Z wlasnego doswiadczenia hmm powiem ze dosc duzego (jak zjem obiad u tesciowej to nawet bardzo a bardzo duzego)
- kibelki z puleczka maja plus taki ze spadajaca "boja" Nas nie ochlapie, minus taki ze jesli "boja" ma ksztalt olowka to hmm zatrzyma sie na tej poleczce i wiadomo...
- analogicznie bez poleczki kibelek - spadajaca "boja" ochlapie Nas ale za to "olowek" sie nie polamie i nie zarysuje Nam lakieru na 4 literach Wink

Nie zaobserwowalem aby ksztalt (rozwiazanie) tych dwoch odmian kibelkow mial wplyw na wieksza mozliwosc zapchania sie...

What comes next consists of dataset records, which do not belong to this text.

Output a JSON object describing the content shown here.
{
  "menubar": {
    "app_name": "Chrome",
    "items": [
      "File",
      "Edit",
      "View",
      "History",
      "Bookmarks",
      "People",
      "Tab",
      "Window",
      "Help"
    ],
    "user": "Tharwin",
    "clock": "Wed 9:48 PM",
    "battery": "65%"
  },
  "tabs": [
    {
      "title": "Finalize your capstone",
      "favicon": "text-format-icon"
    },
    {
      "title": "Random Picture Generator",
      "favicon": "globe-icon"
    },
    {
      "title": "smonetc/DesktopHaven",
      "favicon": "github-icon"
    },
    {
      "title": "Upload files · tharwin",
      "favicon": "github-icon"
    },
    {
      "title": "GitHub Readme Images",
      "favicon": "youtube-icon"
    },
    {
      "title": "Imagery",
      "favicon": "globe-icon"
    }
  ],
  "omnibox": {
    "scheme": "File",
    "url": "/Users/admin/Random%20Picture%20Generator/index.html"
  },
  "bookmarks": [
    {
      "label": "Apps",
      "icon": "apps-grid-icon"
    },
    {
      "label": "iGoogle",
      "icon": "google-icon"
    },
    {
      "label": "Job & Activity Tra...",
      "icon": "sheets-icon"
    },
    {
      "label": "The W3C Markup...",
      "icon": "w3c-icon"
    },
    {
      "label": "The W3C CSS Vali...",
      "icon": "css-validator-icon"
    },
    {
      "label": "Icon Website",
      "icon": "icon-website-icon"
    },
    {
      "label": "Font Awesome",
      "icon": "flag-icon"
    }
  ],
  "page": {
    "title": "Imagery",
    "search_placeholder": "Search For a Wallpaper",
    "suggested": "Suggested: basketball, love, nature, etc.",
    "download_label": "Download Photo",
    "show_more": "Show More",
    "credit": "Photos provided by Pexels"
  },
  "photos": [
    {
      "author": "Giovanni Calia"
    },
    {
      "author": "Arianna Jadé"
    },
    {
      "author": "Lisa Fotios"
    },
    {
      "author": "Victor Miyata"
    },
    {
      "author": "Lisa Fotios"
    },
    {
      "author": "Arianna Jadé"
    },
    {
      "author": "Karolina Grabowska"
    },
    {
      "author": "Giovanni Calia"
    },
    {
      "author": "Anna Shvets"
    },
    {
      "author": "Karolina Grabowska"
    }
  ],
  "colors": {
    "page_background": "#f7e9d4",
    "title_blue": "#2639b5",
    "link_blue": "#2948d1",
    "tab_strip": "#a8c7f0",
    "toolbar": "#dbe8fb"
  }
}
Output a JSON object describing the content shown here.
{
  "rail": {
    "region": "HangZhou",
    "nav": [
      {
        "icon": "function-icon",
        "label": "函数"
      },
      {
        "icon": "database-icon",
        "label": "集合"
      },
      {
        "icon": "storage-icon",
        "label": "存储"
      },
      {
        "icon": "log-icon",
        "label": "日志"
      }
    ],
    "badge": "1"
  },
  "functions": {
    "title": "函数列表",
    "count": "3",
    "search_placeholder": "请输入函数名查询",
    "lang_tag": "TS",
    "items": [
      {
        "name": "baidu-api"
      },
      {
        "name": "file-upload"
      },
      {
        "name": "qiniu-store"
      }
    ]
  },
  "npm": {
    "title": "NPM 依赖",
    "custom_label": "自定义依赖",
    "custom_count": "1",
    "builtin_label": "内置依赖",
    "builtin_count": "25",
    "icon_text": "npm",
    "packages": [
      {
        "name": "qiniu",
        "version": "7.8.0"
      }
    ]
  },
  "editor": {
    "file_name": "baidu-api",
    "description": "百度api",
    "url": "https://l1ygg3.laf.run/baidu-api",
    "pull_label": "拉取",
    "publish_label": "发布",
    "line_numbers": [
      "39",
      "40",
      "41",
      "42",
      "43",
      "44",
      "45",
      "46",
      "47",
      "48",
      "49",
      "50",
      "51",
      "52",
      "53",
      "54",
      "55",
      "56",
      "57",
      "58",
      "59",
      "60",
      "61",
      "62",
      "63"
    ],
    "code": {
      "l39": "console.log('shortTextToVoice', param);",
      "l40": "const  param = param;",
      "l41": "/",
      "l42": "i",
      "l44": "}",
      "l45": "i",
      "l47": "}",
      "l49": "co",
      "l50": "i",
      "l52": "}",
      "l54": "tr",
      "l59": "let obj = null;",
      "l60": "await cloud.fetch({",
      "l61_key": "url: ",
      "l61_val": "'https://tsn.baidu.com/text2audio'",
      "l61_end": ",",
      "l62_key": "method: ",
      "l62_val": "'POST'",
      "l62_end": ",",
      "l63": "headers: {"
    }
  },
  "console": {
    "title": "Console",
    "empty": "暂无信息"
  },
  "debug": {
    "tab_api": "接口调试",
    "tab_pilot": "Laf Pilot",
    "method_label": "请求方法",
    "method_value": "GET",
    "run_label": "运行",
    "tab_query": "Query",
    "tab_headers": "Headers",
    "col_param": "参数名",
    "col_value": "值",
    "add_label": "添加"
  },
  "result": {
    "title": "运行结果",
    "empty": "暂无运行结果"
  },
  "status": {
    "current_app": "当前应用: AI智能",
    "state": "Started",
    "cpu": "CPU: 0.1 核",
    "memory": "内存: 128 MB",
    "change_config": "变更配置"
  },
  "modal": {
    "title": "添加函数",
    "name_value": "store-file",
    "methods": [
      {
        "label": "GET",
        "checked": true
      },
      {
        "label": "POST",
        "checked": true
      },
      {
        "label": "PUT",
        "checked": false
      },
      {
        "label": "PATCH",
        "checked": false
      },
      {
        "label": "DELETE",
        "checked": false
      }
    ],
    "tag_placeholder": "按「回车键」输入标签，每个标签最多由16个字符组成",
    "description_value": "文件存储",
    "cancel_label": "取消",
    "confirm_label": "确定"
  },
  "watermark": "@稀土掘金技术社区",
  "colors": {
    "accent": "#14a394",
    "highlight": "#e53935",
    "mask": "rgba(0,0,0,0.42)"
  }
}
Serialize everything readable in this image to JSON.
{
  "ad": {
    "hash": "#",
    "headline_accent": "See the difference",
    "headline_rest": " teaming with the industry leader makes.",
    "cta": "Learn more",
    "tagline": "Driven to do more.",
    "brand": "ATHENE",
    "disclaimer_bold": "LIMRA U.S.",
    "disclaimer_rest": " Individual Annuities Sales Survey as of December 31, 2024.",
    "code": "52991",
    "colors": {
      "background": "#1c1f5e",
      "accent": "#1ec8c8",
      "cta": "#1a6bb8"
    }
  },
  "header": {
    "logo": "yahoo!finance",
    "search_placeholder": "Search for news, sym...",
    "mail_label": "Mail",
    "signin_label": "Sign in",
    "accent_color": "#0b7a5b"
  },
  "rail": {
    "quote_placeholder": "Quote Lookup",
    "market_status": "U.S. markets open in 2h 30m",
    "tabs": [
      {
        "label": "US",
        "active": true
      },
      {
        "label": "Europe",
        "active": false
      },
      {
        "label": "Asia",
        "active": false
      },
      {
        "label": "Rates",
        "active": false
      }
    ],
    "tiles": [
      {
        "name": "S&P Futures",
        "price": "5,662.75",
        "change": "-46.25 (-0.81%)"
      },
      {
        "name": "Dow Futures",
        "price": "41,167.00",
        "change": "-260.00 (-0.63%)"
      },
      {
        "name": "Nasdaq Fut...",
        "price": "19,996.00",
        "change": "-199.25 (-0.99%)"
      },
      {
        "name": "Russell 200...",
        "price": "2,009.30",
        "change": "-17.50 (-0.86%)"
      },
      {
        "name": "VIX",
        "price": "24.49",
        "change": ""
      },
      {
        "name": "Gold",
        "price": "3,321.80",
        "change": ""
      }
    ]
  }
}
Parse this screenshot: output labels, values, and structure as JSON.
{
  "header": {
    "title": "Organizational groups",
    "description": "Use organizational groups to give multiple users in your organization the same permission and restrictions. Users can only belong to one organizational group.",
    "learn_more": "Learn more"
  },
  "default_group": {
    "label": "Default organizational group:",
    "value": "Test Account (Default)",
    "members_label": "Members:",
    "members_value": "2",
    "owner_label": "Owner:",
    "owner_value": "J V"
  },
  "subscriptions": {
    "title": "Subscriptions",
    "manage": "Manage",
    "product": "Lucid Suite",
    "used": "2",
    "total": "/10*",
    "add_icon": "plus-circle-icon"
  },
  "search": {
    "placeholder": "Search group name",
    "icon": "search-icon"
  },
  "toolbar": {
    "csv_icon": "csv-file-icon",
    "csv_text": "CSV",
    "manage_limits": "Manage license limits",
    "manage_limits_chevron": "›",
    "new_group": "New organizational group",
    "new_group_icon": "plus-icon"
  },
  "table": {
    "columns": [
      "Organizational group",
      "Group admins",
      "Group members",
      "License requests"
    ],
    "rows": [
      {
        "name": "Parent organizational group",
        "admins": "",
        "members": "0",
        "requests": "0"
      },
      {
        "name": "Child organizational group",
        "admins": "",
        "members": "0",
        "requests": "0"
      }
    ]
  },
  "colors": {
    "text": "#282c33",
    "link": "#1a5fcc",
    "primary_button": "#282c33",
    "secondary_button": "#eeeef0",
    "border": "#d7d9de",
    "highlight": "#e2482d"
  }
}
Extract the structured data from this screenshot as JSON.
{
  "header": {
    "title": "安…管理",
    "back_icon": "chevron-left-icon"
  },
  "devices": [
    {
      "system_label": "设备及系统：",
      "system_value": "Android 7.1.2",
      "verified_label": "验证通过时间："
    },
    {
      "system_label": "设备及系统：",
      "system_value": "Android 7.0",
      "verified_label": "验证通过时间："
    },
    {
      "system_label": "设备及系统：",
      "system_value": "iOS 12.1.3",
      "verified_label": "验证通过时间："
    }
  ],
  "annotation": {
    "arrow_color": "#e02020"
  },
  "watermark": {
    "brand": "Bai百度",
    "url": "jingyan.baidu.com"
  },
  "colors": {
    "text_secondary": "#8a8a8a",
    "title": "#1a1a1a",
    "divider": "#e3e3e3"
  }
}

A wiec tradycyjnie zapytam - Czy ktos moglby moja teze wzbogacic o nowe wywody, dowody itd.
DarthMaul
 Post Wysłany: Pią 16:24, 27 Lip 2012    Temat postu:

Fakty potwierdzam. Bąki w wodzie są co prawda intensywne, ale trwają tylko kilka sekund. Very Happy Podoba mi się temat Very Happy co do krowy... jeszcze odpowiedzi nie wymyśliłem Very Happy
MasterMind
 Post Wysłany: Pią 12:29, 27 Lip 2012    Temat postu:

Jak się zesrał to ma gęstą ;P
Wrzos
 Post Wysłany: Pią 9:15, 27 Lip 2012    Temat postu:

to masz chyba jakas gęstą wode
Misiek
 Post Wysłany: Czw 18:14, 26 Lip 2012    Temat postu:

po wodzie zapach niesie się długo ^^
Krwawy Misio
 Post Wysłany: Czw 18:06, 26 Lip 2012    Temat postu:

kurna Very Happy domyśliłbym się że rudy sra do wanny ale Ty Kiss? xd
Wrzos
 Post Wysłany: Czw 12:57, 26 Lip 2012    Temat postu:

Kiss zgodze sie, ale zauważ też ze bąki puszczone pod wodą śmierdzą znacznie krócej. Jest to tak zwane "pierdolnięcie", raz a porządnie. Bąki puszczone na powietrzu dłużej się utrzymują, ale jest większa powierzchnia na której ulegają rozproszeniu, więc nie wszystkie śmierdzą tak jak powinny. Stereotypowe ogromne bąki po grochówce rzeczywiście istnieją, jednak zauważyłem, że są to jedynie gazy ze zwiększoną objętością - znaczy się jest ich więcej, są głośniejsze, ale przez to śmierdzą mniej. Inny typ to cichy zabójca, tzw. tajniak lub cichacz - to jest grubsza sprawa, bo po niektórych rodzajach potraw (jadlem na wakacjach u chińczyków, wiem co mówie) idą tzw. cichacze ciepłe. Są najgorsze ze wszystkich bo jebią dlugo i strasznie. Dziękuję.